C’est le ministère des finances qui est seul chargé du recouvrement des contributions, soit directes, soit indirectes, ainsi que des autres revenus de l’État. Ce principe est poussé en France presque jusqu’à ses dernières conséquences. Les dépenses sont faites par les divers services publics ; elles sont contrôlées administrativement par le ministère des finances, et, sous une forme judiciaire, par la Cour des comptes.

39. En outre du produit des impôts, la fortune publique se compose encore d’un certain nombre de propriétés ou de domaines, qu’on divise en corporels et incorporels, et qui sont productifs de revenu, d’utilité ou simplement d’agrément.

Il est inutile de dire que les biens ou domaines corporels sont des immeubles et le mobilier qui les garnit ; l’expression de domaine incorporel s’emploie pour désigner certains droits ou péages habituellement affermés, comme la pêche, la chasse dans les bois de l’État, les bacs, etc.

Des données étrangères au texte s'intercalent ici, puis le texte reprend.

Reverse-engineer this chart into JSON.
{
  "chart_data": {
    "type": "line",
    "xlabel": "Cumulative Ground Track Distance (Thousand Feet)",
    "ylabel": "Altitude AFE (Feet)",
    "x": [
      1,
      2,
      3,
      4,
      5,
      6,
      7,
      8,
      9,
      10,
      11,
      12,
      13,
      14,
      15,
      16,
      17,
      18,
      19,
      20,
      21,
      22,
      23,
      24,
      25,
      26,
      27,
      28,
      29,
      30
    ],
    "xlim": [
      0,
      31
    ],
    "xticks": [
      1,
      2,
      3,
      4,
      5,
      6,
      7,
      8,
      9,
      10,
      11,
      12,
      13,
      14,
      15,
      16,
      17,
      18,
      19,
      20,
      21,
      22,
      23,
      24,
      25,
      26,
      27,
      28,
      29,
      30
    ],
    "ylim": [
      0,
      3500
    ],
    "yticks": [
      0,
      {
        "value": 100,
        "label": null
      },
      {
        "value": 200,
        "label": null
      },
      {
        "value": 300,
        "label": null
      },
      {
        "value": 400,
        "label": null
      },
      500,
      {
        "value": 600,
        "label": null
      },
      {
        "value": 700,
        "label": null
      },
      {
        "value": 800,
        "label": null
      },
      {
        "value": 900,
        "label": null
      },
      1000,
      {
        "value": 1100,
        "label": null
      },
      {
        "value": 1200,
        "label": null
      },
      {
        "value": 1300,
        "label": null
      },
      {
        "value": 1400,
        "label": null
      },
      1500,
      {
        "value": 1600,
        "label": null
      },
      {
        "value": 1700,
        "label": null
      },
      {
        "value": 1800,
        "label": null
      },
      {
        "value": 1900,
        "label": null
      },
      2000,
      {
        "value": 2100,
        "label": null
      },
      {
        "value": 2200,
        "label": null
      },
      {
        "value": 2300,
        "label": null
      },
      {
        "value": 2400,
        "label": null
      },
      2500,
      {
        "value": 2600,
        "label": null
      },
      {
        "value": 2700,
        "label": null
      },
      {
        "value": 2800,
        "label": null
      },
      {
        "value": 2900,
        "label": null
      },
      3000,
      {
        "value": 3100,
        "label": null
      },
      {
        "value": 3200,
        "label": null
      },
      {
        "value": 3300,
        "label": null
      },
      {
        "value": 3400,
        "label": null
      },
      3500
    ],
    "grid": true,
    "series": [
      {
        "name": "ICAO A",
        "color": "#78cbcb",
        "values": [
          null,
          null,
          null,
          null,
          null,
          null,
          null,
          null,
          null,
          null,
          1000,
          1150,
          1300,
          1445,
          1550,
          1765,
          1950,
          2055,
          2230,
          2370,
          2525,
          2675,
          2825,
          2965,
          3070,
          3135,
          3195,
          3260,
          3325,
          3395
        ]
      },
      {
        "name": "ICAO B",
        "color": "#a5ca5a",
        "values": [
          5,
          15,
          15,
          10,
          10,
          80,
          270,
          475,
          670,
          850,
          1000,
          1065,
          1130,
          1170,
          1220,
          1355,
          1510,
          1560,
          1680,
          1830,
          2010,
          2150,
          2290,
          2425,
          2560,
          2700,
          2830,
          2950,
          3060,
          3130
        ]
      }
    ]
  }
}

Parmi les propriétés de l’État productives de revenu, nous devons compter avant tout les forêts qui sont administrées en régie, c’est-à-dire directement par les agents de l’État.

Les propriétés productives d’utilité sont ou des bâtiments affectés à des services publics, ou des routes, des ports, des ponts et autres constructions analogues. Leur conservation et leur entretien sont confiés au ministre des travaux publics. La conservation de la plupart des bibliothèques et collections scientifiques est surveillée par le ministre de l’instruction publique.

Les propriétés qu’on pourrait appeler productives d’agrément, sont les promenades et jardins publics, les monuments, etc. Leur entretien est en grande partie dans les attributions du ministère de l’intérieur. (Souvent les promenades appartiennent aux villes.)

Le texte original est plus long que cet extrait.